The architect wanted to create social housing in Los Angeles. Dogged by the FBI, his hope for more egalitarian architecture never came to be. — The Nation
Does it surprise you that an architect dedicating his life's work for better housing for the working classes would be declared, with the pressure of the real estate industry and communism scare, a public enemy and had the FBI trying really hard to discriminate against him for years?
That architect is Gregory Ain, who developed attainable methods of egalitarian housing solutions and the architecturally beautiful examples he designed and seen them built. His illustrious but low-key career spanned from working for Rudolph Schindler and Richard Neutra, collaborating with the Eames to figure out the plywood chair molds they famously produced, being awarded a Guggenheim on the advice of Walter Gropius and Mies van der Rohe, working with landscape architect Garrett Eckbo on the housing projects, to teaching at USC and Penn State and later ironically "retiring" from architecture.

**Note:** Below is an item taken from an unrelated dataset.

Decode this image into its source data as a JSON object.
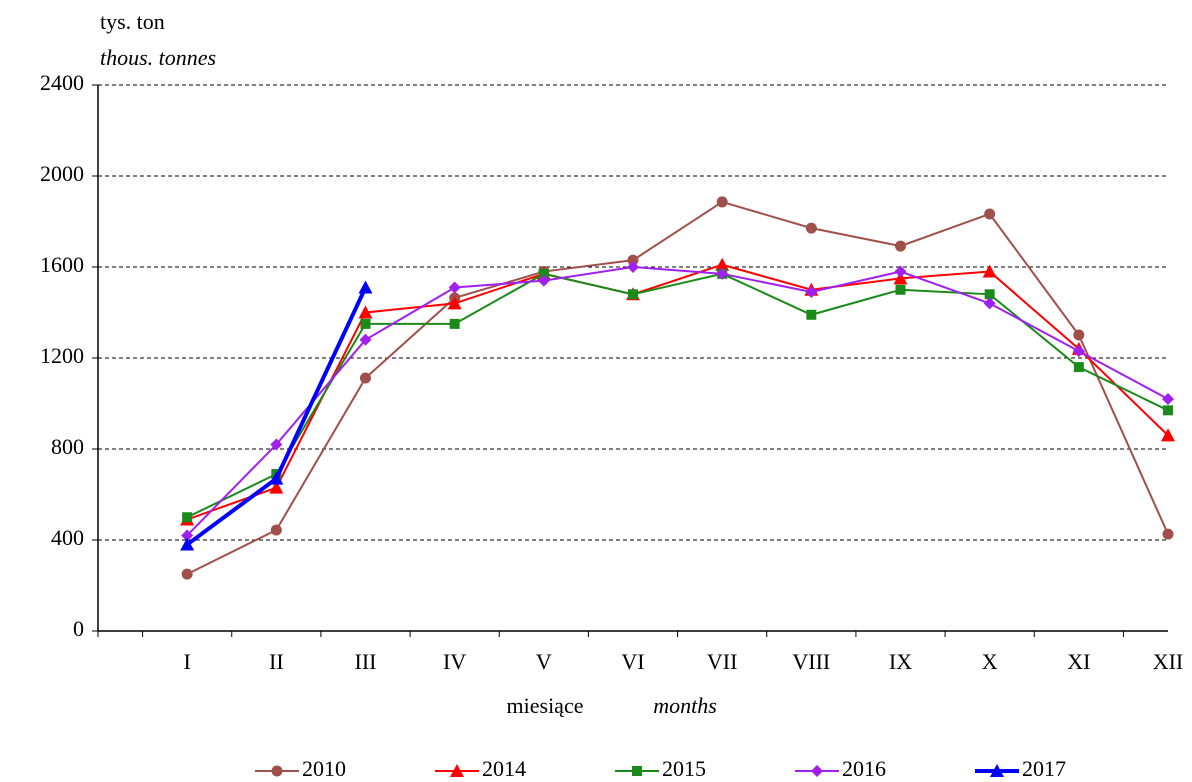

This is a well-worth reading article by Kate Wolf, who is able to detail Ain's progressive housing and ownership models, including quotes from Esther McCoy to Anthony Fontenot, who recently wrote a book on Ain's housing work, Notes From Another Los Angeles, and other historians and writers. I like the quote by one of his associates, "Ain stated that he wanted to address common architectural problems of common people.”